Something similar occurs when we pay students to get good grades. They start seeing education as something you do for money, not for the love of learning. Longitudinal studies show that students in these programs lose much of the intrinsic love of learning they had at the start. In the short term, their grades may go up, but as soon as the program ends, their grades go down, often lower than when the program started. We see the same thing with workplace safety incentive programs, although there have been few rigorous longitudinal studies. Even if the incentives are carefully selected to be something that the employee values, and the link to the safe behavior is made salient, these still engage external motivation. Employees habituate to the reward, and we need to increase it over time to keep it effective. If and when the incentive program ends, use of the safe behavior plummets.
Four simple steps
So what does this tell us? Ideally, we should develop safety programs that evoke motivation that is internal to the safe behavior itself. Then we use external incentives as a temporary boost during the onboarding process. I recommend to the companies that I work with a simple four-step process:
1. First, it is critical to highlight the motivation that is internal to the safe behavior. Why would your employees WANT to know more about it? Of course, we hope this would emerge naturally. Isn’t safety inextricably linked to family life, playing with your kids, weekend sports, and other important aspects of our lives? But unfortunately these are not enough. We need to seduce our employees with curiosity or novelty. Sometimes we need to create what is referred to as a hero’s journey narrative.1
2. Second, we identify the internal drivers that are unique to each individual. This is where we can effectively bring in competition, collaboration, status-seeking, and other personal motivations. But it is important to link them to the internal task motivation rather than use them in isolation.
3. Third, we create an action cycle that links the task-internal motivations to the personal ones. My go-to process for this is BJ Fogg’s behavioral model.2 The model is too involved to go into detail here, but it has proven time and again to be reliable and effective.
4. Then we leverage the external motivations for situations that require a quick but strong burst of motivation that is not always possible with internal motivation. This is typically necessary during the onboarding process where the inertia of change threatens the program before it has a chance to get off the ground.
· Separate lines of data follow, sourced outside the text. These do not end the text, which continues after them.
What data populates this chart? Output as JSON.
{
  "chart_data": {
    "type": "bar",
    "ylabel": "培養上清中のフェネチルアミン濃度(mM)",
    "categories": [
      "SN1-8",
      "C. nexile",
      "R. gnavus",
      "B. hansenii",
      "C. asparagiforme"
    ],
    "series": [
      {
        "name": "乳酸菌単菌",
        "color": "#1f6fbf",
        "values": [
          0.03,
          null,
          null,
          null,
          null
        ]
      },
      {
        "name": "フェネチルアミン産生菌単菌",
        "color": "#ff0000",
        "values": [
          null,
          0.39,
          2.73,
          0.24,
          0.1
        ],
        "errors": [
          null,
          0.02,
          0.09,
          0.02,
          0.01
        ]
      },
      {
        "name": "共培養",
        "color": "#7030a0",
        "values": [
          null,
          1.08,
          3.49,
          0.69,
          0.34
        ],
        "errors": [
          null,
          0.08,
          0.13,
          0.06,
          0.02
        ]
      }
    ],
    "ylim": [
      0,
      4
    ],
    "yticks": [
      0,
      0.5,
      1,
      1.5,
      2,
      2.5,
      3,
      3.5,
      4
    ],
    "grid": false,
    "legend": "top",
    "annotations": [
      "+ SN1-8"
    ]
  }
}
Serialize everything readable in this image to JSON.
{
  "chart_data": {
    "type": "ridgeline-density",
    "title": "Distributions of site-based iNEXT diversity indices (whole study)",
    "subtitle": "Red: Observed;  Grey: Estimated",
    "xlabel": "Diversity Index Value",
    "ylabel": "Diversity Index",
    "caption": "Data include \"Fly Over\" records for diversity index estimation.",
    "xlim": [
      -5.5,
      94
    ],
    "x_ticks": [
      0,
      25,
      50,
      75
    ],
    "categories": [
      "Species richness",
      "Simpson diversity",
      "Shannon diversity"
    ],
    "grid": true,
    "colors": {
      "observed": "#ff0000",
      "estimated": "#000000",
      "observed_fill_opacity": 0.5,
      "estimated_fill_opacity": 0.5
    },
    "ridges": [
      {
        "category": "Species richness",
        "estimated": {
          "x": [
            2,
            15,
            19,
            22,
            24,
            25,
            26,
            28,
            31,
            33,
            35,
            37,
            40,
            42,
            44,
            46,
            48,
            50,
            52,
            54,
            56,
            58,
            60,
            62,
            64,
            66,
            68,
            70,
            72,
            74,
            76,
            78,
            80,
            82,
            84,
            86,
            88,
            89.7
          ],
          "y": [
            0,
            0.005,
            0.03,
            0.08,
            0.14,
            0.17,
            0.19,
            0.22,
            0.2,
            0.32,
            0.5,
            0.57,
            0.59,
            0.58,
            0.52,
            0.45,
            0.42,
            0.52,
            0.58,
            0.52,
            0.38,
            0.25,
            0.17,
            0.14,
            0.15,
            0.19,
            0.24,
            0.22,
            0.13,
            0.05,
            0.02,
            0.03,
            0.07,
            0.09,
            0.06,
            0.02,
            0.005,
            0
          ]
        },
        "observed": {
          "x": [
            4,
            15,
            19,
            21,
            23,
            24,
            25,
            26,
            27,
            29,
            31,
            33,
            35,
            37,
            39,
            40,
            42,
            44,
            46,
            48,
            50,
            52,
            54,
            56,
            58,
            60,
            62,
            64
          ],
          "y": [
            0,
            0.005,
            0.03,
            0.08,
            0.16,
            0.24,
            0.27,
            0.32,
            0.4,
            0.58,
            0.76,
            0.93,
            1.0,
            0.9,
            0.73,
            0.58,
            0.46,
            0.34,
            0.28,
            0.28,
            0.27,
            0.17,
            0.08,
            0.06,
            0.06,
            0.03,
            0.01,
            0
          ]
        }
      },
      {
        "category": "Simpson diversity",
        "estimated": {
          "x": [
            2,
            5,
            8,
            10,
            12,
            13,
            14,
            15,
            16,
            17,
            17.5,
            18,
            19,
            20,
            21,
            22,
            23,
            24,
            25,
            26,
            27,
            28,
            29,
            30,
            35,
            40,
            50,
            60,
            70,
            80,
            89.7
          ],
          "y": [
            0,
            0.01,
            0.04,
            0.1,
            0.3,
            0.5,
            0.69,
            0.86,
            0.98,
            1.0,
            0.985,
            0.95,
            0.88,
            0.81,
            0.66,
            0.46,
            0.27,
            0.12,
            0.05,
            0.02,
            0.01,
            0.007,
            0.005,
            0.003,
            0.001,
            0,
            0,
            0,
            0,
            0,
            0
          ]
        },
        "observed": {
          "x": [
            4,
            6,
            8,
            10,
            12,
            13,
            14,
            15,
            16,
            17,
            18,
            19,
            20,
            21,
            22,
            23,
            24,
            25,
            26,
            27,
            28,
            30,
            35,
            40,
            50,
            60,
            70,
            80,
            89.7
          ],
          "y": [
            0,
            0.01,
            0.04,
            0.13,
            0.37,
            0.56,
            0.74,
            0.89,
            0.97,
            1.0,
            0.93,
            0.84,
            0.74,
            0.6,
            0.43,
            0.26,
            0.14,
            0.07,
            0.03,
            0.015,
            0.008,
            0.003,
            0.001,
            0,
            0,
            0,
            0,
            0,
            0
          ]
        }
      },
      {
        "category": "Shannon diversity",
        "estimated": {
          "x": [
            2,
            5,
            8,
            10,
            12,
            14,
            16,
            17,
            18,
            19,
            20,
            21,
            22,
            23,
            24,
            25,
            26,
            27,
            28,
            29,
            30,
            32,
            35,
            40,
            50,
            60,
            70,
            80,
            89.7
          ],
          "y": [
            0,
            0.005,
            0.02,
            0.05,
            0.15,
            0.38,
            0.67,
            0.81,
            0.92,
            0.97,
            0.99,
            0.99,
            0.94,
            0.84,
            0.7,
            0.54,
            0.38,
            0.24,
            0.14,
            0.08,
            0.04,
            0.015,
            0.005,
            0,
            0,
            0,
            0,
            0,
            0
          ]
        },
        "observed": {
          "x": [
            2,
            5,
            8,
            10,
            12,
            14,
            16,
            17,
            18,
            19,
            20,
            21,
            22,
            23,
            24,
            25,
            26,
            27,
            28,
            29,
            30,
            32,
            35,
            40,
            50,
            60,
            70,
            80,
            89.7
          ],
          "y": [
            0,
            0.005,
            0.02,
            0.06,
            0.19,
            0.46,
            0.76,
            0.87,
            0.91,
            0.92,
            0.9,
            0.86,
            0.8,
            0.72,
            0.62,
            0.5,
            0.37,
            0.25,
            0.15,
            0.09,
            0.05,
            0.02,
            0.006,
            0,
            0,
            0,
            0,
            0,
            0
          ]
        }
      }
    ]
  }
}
It is important to gradually withdraw these external incentives before they have a chance to diminish the value of the internal motivation.
The takeaway here is quite simple. Resist the urge to take the easy way out that an externally motivating, off-the-shelf incentive program represents. Flip your incentive program and start with intrinsic motivation. Take some time to identify internal motivations in your safe behavior and create an action cycle around it. The results will soon be clear.